Harnessing the Spirit of Community

From Chapter Three of Coming Home to America by Torie Osborn

 

Building community is an exciting activity that is individually empowering as well as socially responsible. Every day, rap session facilitators, social or recreational group leaders, hotline volunteers, board members of community-based organizations, and "professional" lesbian and gay activists like myself get involved and then stay involved for years -- and even decades. What is it about the project of community-building that is compelling and transformative in our lives?

Working for the Good of Others Builds Competence and Self-Esteem

First, creating community fosters tremendous personal growth. Again and again we hear: "I set out to help someone else and I grew so much myself." Almost inevitably, active involvement leads to a surprising and powerful outcome: individual development. On a practical level, service to community adds enormously to our individual toolkit of personal, psychological, professional, and leadership skills. As an extra added bonus, doing good feels good.

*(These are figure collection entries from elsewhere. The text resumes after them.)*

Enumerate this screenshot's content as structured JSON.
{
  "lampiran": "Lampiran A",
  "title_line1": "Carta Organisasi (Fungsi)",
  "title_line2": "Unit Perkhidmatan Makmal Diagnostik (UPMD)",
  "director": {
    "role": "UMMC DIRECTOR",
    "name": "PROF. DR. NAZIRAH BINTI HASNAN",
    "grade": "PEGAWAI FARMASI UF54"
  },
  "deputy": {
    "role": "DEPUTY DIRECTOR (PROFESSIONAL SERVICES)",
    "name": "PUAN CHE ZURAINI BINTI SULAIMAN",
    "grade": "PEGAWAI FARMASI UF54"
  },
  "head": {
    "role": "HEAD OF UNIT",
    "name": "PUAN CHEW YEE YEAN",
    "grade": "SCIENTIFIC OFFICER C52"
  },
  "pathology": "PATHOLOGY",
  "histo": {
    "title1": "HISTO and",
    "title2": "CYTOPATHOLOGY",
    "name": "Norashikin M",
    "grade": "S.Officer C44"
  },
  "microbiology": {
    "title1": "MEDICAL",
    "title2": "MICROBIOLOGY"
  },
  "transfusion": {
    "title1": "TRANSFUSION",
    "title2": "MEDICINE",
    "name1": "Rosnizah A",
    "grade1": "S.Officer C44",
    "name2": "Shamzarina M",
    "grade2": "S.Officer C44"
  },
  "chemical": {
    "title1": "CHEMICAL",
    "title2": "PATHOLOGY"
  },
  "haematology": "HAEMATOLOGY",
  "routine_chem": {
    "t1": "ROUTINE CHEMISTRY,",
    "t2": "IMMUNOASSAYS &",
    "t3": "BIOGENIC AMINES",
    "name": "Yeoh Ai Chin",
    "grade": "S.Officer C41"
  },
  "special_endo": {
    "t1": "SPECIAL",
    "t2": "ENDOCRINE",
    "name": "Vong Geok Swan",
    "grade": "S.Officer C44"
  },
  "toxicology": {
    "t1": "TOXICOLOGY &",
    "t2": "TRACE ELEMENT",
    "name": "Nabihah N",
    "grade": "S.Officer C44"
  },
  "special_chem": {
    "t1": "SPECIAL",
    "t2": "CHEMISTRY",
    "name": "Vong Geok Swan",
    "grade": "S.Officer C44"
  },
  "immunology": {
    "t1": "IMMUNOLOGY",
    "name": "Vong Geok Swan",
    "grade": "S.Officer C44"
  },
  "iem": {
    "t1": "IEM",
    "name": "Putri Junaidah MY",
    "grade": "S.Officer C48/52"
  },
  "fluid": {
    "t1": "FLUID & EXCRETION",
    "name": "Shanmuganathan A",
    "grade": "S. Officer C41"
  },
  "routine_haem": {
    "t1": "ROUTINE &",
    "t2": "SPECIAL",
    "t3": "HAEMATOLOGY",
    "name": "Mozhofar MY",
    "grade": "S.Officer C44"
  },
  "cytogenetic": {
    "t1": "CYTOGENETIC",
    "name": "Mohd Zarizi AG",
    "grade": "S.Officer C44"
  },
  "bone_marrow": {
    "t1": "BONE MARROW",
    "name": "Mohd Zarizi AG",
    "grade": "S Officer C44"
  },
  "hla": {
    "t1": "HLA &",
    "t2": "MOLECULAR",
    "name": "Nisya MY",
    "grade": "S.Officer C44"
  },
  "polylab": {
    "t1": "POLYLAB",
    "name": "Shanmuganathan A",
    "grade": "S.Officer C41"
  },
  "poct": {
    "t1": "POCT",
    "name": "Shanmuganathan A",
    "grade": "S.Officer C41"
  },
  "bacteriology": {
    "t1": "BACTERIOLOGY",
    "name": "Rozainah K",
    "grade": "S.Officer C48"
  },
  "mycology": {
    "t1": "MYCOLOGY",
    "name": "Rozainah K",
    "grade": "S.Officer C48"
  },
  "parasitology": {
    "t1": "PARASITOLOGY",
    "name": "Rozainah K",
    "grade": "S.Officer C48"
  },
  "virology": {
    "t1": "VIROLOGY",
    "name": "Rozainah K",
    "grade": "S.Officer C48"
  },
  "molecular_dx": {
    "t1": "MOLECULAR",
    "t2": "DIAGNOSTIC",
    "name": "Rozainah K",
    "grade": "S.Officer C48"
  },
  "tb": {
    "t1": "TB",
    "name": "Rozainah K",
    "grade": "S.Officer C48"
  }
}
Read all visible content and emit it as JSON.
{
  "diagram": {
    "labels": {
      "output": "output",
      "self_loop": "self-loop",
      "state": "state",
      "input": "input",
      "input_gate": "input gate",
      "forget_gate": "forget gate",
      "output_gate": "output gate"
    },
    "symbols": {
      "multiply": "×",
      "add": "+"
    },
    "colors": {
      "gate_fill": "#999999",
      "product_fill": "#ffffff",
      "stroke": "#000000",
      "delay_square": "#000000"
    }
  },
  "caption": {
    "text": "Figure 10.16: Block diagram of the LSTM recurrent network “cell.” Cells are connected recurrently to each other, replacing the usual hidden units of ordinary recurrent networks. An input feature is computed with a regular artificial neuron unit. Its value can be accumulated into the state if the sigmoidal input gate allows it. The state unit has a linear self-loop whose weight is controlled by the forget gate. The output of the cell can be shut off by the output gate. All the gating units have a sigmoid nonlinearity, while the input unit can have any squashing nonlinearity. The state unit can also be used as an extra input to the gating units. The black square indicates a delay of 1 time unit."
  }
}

In my college days, I was shy and tongue-tied, utterly incapable of speaking up in class. I lacked self-confidence in every way, I honestly don't know who I would be today if I hadn't stumbled into Burlington's lesbian-feminist community in my early twenties, just coming out. My self-confidence was seeded by that experience.

As part of the culture and ethos created then, with their deep connections to the burgeoning new women's liberation movement, we encouraged each other to develop as many concrete skills as possible. In one exciting year, I worked with a friendly feminist hypnotherapist to overcome my terror of public speaking, learned basic carpentry so that I could literally build a room of my own onto my lover's house, took apart my VW Bug's engine and put it back together, studied karate and judo for self-defense, played a conga drum (sort of), avidly studied Robert's Rules of Order to chair an endless number of meetings, and played in weekly dyke softball and baseball games.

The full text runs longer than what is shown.